The overload ignition of polymer insulated wires in microgravity was investigated as basic information for space fire safety. This paper focuses on the effect of pyrolysis kinetic parameters of the insulation material on the ignition characteristics. A two-dimensional numerical model calculation under varied pyrolysis model was carried out to simulate the overload ignition, and microgravity experiments have been conducted for the model validation. With the help of thermogravimetric analysis, the original pyrolysis model of the polyethylene insulation used for wire ignition experiments was obtained. Three groups of varied pyrolysis models were proposed by changing the activation energy (E), pre-exponential factor (A) from the original model. Numerical simulations were conducted with the varied pyrolysis models. The simulated results employing the original pyrolysis model showed a good agreement with the microgravity experiments for ignition delay time with continuous current and the minimum ignition energy (MIE) with short-term current, respectively.
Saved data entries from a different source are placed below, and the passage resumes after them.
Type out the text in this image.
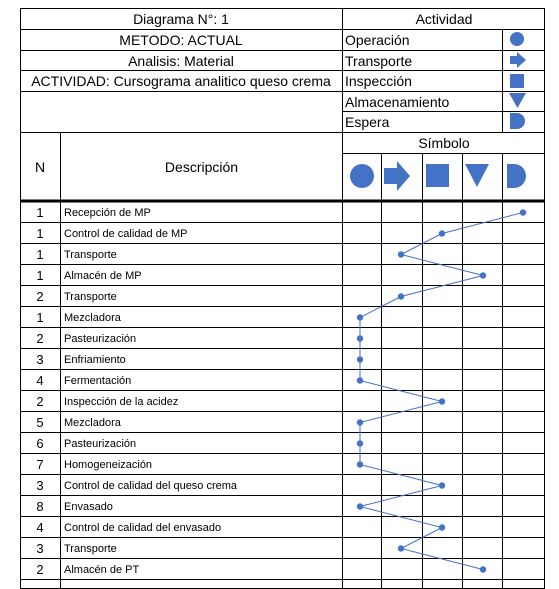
Diagrama N°: 1
METODO: ACTUAL
Analisis: Material
ACTIVIDAD: Cursograma analitico queso crema
Actividad
Operación
Transporte
Inspección
Almacenamiento
Espera
N	Descripción
Símbolo
1	Recepción de MP
1	Control de calidad de MP
1	Transporte
1	Almacén de MP
2	Transporte
1	Mezcladora
2	Pasteurización
3	Enfriamiento
4	Fermentación
2	Inspección de la acidez
5	Mezcladora
6	Pasteurización
7	Homogeneización
3	Control de calidad del queso crema
8	Envasado
4	Control de calidad del envasado
3	Transporte
2	Almacén de PT
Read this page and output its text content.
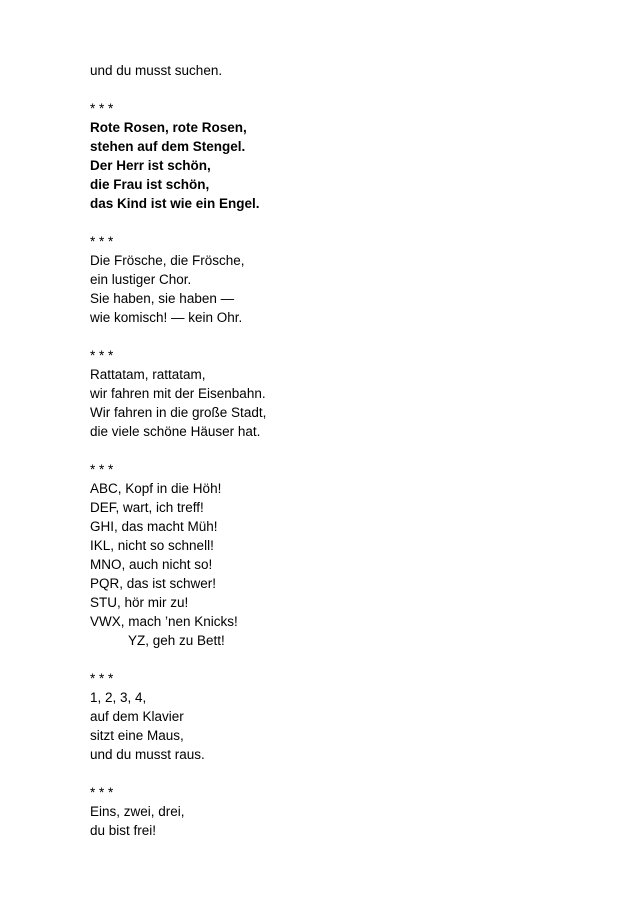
und du musst suchen.
* * *
Rote Rosen, rote Rosen,
stehen auf dem Stengel.
Der Herr ist schön,
die Frau ist schön,
das Kind ist wie ein Engel.
* * *
Die Frösche, die Frösche,
ein lustiger Chor.
Sie haben, sie haben —
wie komisch! — kein Ohr.
* * *
Rattatam, rattatam,
wir fahren mit der Eisenbahn.
Wir fahren in die große Stadt,
die viele schöne Häuser hat.
* * *
ABC, Kopf in die Höh!
DEF, wart, ich treff!
GHI, das macht Müh!
IKL, nicht so schnell!
MNO, auch nicht so!
PQR, das ist schwer!
STU, hör mir zu!
VWX, mach ’nen Knicks!
YZ, geh zu Bett!
* * *
1, 2, 3, 4,
auf dem Klavier
sitzt eine Maus,
und du musst raus.
* * *
Eins, zwei, drei,
du bist frei!
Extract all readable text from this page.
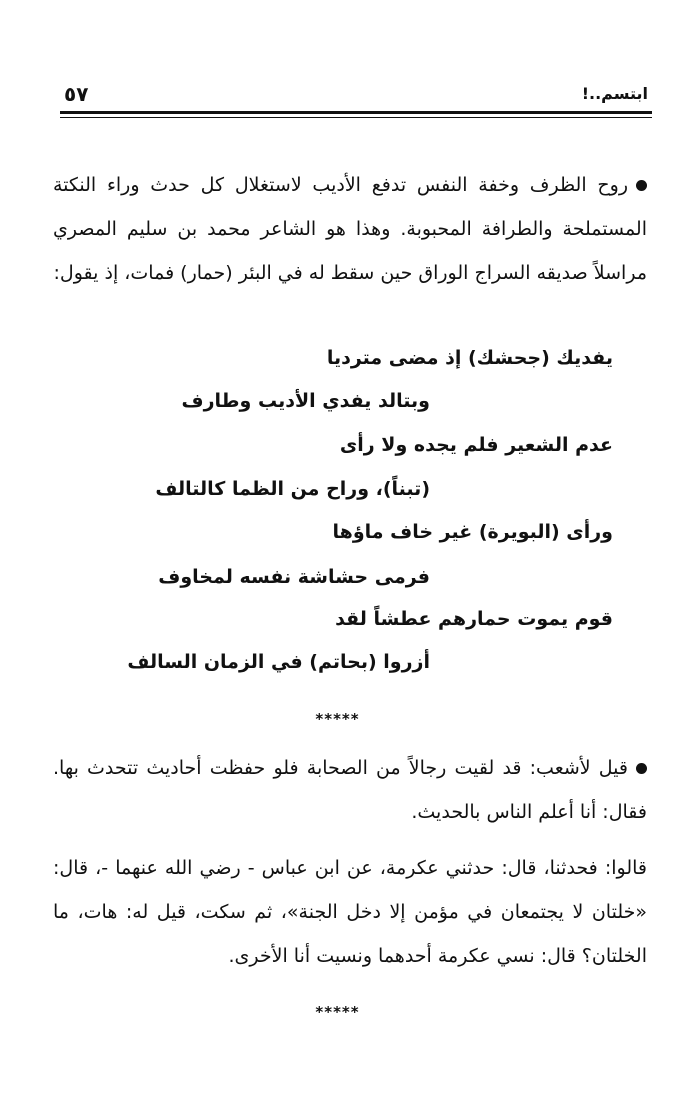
٥٧	ابتسم..!

روح الظرف وخفة النفس تدفع الأديب لاستغلال كل حدث وراء النكتة المستملحة والطرافة المحبوبة. وهذا هو الشاعر محمد بن سليم المصري مراسلاً صديقه السراج الوراق حين سقط له في البئر (حمار) فمات، إذ يقول:

يفديك (جحشك) إذ مضى مترديا
وبتالد يفدي الأديب وطارف
عدم الشعير فلم يجده ولا رأى
(تبناً)، وراح من الظما كالتالف
ورأى (البويرة) غير خاف ماؤها
فرمى حشاشة نفسه لمخاوف
قوم يموت حمارهم عطشاً لقد
أزروا (بحاتم) في الزمان السالف
*****

قيل لأشعب: قد لقيت رجالاً من الصحابة فلو حفظت أحاديث تتحدث بها. فقال: أنا أعلم الناس بالحديث.

قالوا: فحدثنا، قال: حدثني عكرمة، عن ابن عباس - رضي الله عنهما -، قال: «خلتان لا يجتمعان في مؤمن إلا دخل الجنة»، ثم سكت، قيل له: هات، ما الخلتان؟ قال: نسي عكرمة أحدهما ونسيت أنا الأخرى.

*****
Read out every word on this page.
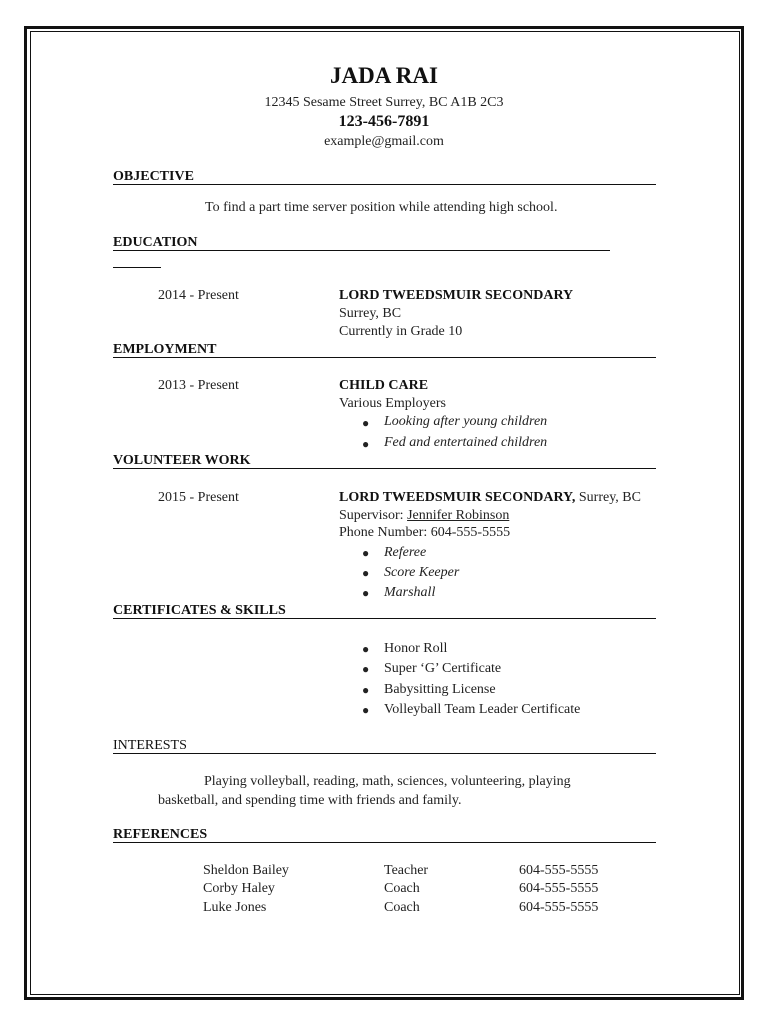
JADA RAI
12345 Sesame Street Surrey, BC A1B 2C3
123-456-7891
example@gmail.com
OBJECTIVE
To find a part time server position while attending high school.
EDUCATION
2014 - Present	LORD TWEEDSMUIR SECONDARY
Surrey, BC
Currently in Grade 10
EMPLOYMENT
2013 - Present	CHILD CARE
Various Employers
● Looking after young children
● Fed and entertained children
VOLUNTEER WORK
2015 - Present	LORD TWEEDSMUIR SECONDARY, Surrey, BC
Supervisor: Jennifer Robinson
Phone Number: 604-555-5555
● Referee
● Score Keeper
● Marshall
CERTIFICATES & SKILLS
● Honor Roll
● Super ‘G’ Certificate
● Babysitting License
● Volleyball Team Leader Certificate
INTERESTS
Playing volleyball, reading, math, sciences, volunteering, playing
basketball, and spending time with friends and family.
REFERENCES
Sheldon Bailey	Teacher	604-555-5555
Corby Haley	Coach	604-555-5555
Luke Jones	Coach	604-555-5555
From the simulation results with continuous overloading, the independent variation of A and E in the pyrolysis model has a limited effect on the ignition delay time but a significant effect on ignition modes in microgravity. Such effects are mainly reflected by changing the pyrolysis temperature during overloading, which determines the ease of spontaneous ignition. With a constant pyrolysis temperature, the change of mass loss rate in the pyrolysis model may affect the transition point from the “spontaneous ignition” to the “wire assisted ignition” when the current increases. Finally, for short-term current supply in microgravity, the single change of A or E showed higher MIE than the original pyrolysis model.